The story weaves between multiple deeply traumatized characters—Kyun-ho, Hae-sol, Tae-kyun, Hyeong-cheol, and others—all children and teens weathered by neglect, abuse, institutional failure, and inherited pain. It reads like a series of fragmented testimonies carved into the walls of a collapsing world. Moore’s style is lyrical and feverish, sometimes poetic and sometimes claustrophobically visceral, but always emotionally exacting. Every sentence feels like it costs something. And you feel that cost.

The trauma here is not sanitized. It’s complex, intersectional, and real—told through children navigating psychosis, autism, addiction, suicidal ideation, generational abuse, and religious gaslighting. The prose doesn’t flinch from showing us what it means to survive in a world that refuses to see you as worthy of gentleness. But even in that brutal clarity, there is grace. There is care.

What astounds me most is how author Moore lets each character remain fully themselves, neither purely victims nor perfectly redemptive. Kyun-ho, for instance, is deeply flawed, a child forced into a caregiver role, riddled with guilt and anger, desperate for control in a life shaped by chaos. His love for Tae-kyun and complicated grief over Hae-sol are layered with such honesty, it’s hard not to ache with him.

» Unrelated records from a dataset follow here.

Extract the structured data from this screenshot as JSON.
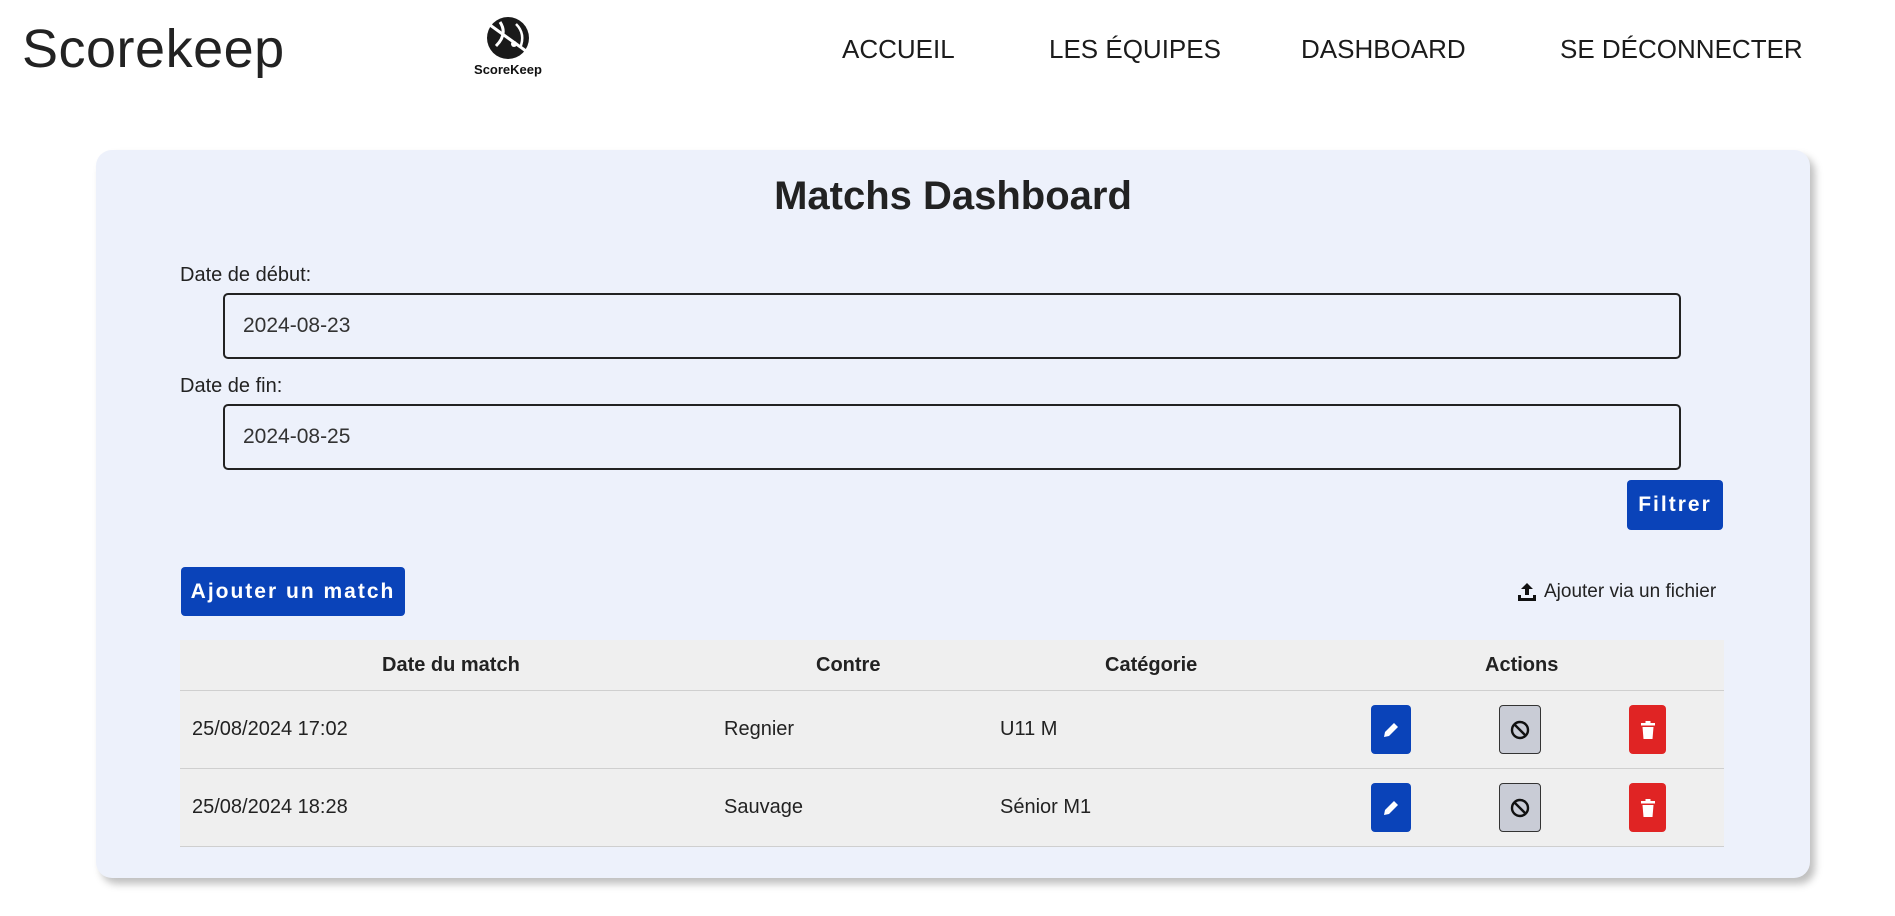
{
  "header": {
    "brand": "Scorekeep",
    "logo_text": "ScoreKeep",
    "nav": {
      "home": "ACCUEIL",
      "teams": "LES ÉQUIPES",
      "dashboard": "DASHBOARD",
      "logout": "SE DÉCONNECTER"
    }
  },
  "dashboard": {
    "title": "Matchs Dashboard",
    "start_label": "Date de début:",
    "start_value": "2024-08-23",
    "end_label": "Date de fin:",
    "end_value": "2024-08-25",
    "filter_button": "Filtrer",
    "add_match_button": "Ajouter un match",
    "upload_link": "Ajouter via un fichier"
  },
  "table": {
    "headers": {
      "date": "Date du match",
      "contre": "Contre",
      "categorie": "Catégorie",
      "actions": "Actions"
    },
    "rows": [
      {
        "date": "25/08/2024 17:02",
        "contre": "Regnier",
        "categorie": "U11 M"
      },
      {
        "date": "25/08/2024 18:28",
        "contre": "Sauvage",
        "categorie": "Sénior M1"
      }
    ]
  },
  "icons": {
    "logo": "ball-logo-icon",
    "upload": "upload-icon",
    "edit": "pencil-icon",
    "block": "ban-icon",
    "delete": "trash-icon"
  },
  "colors": {
    "primary": "#0a43b9",
    "danger": "#e02424",
    "card_bg": "#edf1fb",
    "table_bg": "#efefef"
  }
}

There’s no plot in the traditional sense, and that’s intentional. The narrative moves like memory in a fragmented, circular, and nonlinear way. Scenes echo and haunt each other. The pacing is deliberately erratic, forcing the reader to experience the confusion, fatigue, and spiraling disassociation these children live with every day.

This book is emotionally rich, deeply upsetting at times, and will leave you gutted. But it’s also one of the most important portrayals of complex trauma and neurodivergence I’ve come across in contemporary fiction. It doesn’t just ask for empathy; it demands understanding.

Children of Dysphoria is not for everyone. But if you’re willing to sit with discomfort, to read with your whole heart, this book will stay with you. It’s a masterwork of pain and love, of what it means to be broken and still reaching for something more. This book is not for passive readers. But if you allow it, it will reward you with an unforgettable reading experience that lingers in the bones.

Highly recommended for readers of Kathy Acker, Carmen Maria Machado, and Samuel R. Delany. A devastating, brilliant work of speculative literature.